Für Reisende bedeutet das, dass Winterurlaub gezielt geplant werden muss. Spontane Ausflüge in schneereiche Regionen sind schwieriger geworden.
Wie sich der Winter weiterentwickeln könnte
Die aktuellen Wettermodelle lassen wenig Hoffnung auf eine schnelle Wende. Auch in den kommenden Wochen soll es überwiegend mild bleiben. Größere Kälteeinbrüche sind nicht in Sicht.
Meteorologen rechnen damit, dass der Winter insgesamt sehr warm ausfallen könnte. Es besteht sogar die Möglichkeit, dass er zu den fünf wärmsten Wintern seit Beginn der Aufzeichnungen zählt.
Das hätte weitreichende Folgen. Nicht nur für das subjektive Wintergefühl, sondern auch für Ökosysteme, Landwirtschaft und Energieverbrauch.
Auswirkungen auf Natur und Umwelt
Milde Winter beeinflussen Pflanzen und Tiere stark. Viele Pflanzen reagieren auf Wärme mit frühem Austrieb. Das kann problematisch werden, wenn später doch noch Frost einsetzt.
Auch Tiere passen ihr Verhalten an. Manche Vögel bleiben länger, andere Tiere finden weniger Ruhephasen. Das kann langfristig das ökologische Gleichgewicht verändern.
Zudem fehlen durch ausbleibenden Schnee wichtige Wasserspeicher. Schneeschmelze im Frühjahr trägt normalerweise zur Grundwasserbildung bei. Ohne Schnee kann es später zu Trockenheit kommen.

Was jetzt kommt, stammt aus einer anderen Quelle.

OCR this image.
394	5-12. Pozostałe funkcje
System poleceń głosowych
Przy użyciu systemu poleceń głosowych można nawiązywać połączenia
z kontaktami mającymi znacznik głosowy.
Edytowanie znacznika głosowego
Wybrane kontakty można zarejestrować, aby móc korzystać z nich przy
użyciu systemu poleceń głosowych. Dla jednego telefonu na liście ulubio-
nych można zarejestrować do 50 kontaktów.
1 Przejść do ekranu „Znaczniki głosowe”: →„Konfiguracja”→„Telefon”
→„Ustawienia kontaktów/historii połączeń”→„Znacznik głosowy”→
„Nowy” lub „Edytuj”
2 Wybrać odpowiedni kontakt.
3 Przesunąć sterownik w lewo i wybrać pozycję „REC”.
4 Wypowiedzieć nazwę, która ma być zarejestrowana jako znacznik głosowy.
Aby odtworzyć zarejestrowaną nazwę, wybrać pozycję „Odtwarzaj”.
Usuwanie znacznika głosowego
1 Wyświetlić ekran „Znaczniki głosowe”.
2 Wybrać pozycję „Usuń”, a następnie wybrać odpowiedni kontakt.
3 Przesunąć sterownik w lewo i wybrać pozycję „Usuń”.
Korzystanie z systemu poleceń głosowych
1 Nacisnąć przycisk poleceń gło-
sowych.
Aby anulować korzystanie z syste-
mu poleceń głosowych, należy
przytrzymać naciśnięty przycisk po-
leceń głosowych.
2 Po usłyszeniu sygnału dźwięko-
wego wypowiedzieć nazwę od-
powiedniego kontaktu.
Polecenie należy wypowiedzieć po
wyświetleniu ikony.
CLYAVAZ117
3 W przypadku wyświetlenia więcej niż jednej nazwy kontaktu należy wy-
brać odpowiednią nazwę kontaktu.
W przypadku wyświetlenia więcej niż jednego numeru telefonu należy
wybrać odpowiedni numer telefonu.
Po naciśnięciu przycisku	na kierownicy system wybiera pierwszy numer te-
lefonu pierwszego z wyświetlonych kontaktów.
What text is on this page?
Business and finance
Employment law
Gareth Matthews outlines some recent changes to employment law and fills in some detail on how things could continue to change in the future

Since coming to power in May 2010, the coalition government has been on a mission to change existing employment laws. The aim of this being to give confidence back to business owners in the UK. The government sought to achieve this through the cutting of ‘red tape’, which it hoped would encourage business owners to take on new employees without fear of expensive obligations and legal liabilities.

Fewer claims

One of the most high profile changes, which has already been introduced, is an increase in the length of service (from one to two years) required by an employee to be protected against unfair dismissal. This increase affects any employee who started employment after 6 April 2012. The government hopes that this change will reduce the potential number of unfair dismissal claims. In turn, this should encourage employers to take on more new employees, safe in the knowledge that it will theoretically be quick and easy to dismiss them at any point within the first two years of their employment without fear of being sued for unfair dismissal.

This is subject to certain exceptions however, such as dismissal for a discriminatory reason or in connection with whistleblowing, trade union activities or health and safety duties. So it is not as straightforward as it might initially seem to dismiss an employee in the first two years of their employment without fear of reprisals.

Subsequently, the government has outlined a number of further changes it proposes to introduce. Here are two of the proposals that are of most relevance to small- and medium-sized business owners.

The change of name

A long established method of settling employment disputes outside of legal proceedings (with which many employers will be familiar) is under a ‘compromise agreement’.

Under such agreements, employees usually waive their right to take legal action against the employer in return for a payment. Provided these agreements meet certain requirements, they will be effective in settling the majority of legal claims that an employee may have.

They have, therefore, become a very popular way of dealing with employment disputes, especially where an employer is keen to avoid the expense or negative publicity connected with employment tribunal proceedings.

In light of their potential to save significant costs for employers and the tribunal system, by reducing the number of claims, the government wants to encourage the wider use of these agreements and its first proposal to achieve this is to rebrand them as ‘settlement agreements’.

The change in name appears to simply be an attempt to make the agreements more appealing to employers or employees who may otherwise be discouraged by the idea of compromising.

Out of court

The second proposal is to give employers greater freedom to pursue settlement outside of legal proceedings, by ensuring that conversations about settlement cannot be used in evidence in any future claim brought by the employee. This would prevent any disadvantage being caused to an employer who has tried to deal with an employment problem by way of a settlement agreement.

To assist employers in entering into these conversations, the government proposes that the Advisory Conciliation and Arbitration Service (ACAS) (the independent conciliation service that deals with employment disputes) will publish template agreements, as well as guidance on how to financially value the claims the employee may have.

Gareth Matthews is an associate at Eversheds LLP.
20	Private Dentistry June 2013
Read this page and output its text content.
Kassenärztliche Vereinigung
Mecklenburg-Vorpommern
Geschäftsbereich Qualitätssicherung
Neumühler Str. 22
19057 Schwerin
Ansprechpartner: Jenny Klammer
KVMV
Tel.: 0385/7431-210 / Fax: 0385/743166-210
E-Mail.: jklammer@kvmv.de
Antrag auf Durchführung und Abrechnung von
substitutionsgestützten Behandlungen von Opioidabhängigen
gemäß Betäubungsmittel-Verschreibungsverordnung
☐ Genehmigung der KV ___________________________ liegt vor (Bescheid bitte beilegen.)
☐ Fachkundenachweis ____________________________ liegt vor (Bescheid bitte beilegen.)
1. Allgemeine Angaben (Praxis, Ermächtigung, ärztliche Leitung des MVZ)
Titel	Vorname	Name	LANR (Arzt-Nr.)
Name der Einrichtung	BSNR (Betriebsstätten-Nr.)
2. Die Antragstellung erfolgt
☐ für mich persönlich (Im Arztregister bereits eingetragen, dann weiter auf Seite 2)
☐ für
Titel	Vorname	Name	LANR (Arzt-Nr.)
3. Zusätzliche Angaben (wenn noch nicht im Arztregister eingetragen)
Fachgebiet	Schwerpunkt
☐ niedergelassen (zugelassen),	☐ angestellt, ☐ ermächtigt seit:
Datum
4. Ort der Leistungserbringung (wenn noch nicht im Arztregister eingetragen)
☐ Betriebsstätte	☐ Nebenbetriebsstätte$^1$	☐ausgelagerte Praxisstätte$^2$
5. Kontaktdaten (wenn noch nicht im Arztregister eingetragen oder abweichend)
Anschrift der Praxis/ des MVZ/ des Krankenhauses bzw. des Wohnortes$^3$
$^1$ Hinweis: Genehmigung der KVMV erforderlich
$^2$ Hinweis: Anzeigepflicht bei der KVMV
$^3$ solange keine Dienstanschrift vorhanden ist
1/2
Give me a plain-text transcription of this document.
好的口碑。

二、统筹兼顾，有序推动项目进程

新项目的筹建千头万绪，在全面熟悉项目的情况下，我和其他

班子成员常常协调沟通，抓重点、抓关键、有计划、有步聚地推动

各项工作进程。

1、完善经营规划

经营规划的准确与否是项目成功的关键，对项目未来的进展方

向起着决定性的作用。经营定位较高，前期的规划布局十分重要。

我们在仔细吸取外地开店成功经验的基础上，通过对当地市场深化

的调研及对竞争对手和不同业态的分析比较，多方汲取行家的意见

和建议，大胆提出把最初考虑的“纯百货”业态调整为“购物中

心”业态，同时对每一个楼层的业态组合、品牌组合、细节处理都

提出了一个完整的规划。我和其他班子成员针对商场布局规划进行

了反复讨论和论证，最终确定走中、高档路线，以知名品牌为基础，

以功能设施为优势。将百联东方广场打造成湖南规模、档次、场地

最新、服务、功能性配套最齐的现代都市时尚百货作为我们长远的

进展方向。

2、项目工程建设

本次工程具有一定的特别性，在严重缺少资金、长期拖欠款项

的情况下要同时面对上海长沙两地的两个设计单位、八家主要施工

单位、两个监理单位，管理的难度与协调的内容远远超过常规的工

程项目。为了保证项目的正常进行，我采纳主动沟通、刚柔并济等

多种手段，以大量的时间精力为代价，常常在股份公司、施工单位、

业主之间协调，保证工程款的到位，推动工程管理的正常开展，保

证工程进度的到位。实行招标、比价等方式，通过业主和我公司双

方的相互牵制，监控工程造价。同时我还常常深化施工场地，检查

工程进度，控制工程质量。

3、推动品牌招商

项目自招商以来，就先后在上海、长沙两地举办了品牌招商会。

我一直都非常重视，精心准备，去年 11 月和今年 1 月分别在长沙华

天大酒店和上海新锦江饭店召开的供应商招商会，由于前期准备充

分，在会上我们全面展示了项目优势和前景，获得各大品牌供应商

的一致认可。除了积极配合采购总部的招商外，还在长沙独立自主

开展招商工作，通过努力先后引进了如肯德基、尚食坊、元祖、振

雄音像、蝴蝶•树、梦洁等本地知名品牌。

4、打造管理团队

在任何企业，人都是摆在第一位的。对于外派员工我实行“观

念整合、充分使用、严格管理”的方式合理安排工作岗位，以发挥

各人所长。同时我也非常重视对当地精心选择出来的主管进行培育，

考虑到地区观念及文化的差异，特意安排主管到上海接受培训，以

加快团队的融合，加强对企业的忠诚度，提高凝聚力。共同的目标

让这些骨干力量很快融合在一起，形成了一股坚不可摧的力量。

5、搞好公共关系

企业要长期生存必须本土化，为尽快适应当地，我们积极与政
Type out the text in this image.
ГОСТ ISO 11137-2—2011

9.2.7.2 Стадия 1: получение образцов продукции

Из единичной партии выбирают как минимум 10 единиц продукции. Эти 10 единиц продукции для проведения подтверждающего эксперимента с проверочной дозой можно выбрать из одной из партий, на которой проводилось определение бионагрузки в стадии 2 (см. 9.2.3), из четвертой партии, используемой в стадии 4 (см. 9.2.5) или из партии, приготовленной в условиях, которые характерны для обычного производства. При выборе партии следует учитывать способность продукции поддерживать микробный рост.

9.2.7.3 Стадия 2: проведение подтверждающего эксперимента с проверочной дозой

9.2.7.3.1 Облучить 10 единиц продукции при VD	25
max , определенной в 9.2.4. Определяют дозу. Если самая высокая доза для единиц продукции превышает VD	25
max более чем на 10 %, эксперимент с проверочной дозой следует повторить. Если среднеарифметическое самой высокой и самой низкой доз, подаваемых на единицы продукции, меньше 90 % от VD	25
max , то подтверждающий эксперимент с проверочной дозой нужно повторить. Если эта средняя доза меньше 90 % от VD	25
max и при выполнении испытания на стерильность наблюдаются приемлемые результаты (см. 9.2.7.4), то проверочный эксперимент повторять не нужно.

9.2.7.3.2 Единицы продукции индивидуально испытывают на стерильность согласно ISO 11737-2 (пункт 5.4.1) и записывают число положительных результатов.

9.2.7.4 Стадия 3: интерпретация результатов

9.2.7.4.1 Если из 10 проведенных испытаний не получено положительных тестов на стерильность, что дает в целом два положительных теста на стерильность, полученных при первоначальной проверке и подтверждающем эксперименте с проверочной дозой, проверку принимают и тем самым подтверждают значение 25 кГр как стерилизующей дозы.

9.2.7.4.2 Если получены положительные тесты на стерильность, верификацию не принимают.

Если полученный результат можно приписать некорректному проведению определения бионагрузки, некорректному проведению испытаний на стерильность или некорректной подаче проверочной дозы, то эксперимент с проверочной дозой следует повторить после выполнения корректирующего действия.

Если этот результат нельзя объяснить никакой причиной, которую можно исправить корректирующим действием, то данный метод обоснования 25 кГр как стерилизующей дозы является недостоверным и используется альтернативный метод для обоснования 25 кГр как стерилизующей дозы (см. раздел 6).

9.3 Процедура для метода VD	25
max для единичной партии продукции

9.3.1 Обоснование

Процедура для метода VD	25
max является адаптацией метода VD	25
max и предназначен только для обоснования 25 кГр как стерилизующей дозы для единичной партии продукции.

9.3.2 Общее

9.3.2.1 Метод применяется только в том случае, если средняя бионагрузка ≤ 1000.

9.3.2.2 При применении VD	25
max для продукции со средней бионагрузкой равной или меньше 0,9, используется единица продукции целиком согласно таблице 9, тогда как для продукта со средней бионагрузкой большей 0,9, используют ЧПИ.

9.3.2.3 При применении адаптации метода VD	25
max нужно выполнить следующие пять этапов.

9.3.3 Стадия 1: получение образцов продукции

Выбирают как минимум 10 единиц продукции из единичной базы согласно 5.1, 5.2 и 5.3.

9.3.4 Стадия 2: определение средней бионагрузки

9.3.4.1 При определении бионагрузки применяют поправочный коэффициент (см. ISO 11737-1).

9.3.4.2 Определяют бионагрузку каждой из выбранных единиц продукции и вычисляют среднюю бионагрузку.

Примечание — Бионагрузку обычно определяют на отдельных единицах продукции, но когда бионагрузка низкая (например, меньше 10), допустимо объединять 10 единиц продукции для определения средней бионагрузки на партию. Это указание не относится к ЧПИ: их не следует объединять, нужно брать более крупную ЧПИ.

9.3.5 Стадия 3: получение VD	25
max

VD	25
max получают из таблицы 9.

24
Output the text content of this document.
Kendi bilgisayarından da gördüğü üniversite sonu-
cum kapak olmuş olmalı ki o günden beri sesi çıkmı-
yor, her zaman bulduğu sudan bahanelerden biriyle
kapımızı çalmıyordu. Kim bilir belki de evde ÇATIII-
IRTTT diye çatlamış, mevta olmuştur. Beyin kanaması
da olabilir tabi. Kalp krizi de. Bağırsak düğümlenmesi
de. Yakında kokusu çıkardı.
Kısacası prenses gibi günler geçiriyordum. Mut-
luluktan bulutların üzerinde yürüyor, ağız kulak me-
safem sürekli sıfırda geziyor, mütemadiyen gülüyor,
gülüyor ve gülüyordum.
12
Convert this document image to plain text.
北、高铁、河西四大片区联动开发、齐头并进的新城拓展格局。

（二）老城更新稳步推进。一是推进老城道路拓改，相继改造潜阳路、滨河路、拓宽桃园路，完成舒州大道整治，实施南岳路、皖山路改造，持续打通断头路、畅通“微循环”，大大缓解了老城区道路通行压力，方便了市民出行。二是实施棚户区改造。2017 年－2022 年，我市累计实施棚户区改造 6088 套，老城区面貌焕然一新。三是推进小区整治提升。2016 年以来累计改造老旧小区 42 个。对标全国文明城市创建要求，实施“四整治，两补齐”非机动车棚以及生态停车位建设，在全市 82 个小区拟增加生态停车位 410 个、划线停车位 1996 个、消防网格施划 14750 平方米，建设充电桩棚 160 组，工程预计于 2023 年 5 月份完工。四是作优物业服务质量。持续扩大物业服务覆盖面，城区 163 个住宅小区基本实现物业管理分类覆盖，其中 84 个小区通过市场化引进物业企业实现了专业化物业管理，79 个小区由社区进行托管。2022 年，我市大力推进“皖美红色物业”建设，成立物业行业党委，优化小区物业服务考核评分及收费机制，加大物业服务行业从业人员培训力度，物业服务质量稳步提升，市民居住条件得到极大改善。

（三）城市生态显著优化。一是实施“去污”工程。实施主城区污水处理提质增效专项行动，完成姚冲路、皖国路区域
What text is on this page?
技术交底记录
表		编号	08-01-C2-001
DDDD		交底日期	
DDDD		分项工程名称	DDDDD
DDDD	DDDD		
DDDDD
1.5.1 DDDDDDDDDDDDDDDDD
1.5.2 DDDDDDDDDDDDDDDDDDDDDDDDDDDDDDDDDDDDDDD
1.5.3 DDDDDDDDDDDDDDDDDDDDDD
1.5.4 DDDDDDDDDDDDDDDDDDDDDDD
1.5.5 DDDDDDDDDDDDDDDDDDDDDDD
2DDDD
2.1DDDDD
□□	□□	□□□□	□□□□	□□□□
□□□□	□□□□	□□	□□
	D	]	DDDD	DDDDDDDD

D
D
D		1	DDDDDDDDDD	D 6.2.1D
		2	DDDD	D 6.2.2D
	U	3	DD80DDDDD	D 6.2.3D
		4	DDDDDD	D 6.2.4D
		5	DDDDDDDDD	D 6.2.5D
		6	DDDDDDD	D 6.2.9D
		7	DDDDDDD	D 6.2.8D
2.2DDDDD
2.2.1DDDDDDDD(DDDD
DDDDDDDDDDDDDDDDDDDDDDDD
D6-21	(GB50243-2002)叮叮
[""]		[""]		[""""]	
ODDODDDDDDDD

Gesellschaftliche Wahrnehmung des warmen Winters
In der Bevölkerung wird der milde Dezember sehr unterschiedlich wahrgenommen. Einige genießen die angenehmen Temperaturen und die geringeren Heizkosten.
Andere sorgen sich um den Verlust traditioneller Jahreszeiten. Weihnachten ohne Kälte, Schnee und Winterstimmung fühlt sich für viele Menschen fremd an.
Besonders ältere Generationen erinnern sich an schneereiche Winter ihrer Kindheit. Der Vergleich mit der heutigen Situation verstärkt das Gefühl eines tiefgreifenden Wandels.
Was der Montag und die nächsten Tage bringen
Zum Start der neuen Woche bleiben die Temperaturen auf mildem Niveau. Höchstwerte zwischen fünf und acht Grad sind in vielen Regionen zu erwarten. Das ist deutlich über dem Durchschnitt.
Zwischen Nebel und Hochnebel kann sich zeitweise die Sonne zeigen. Insgesamt bleibt es ruhig und trocken. Niederschläge sind laut Prognosen weiterhin selten.
Diese Wetterlage könnte sich noch einige Zeit halten. Eine klare Umstellung auf winterliches Wetter ist derzeit nicht absehbar.
Ein Dezember, der in Erinnerung bleibt
Der Dezember 2025 wird vielen Menschen im Gedächtnis bleiben. Nicht wegen Schneestürmen oder Frost, sondern wegen seiner außergewöhnlichen Wärme.
Für die Wetterstatistik ist dieser Monat bereits jetzt von großer Bedeutung. Er liefert weitere Hinweise auf langfristige Trends und Veränderungen im Klima.
Ob sich solche Winter künftig weiter häufen, wird die Forschung intensiv beschäftigen. Fest steht schon jetzt, dass dieser Dezember alles andere als gewöhnlich ist.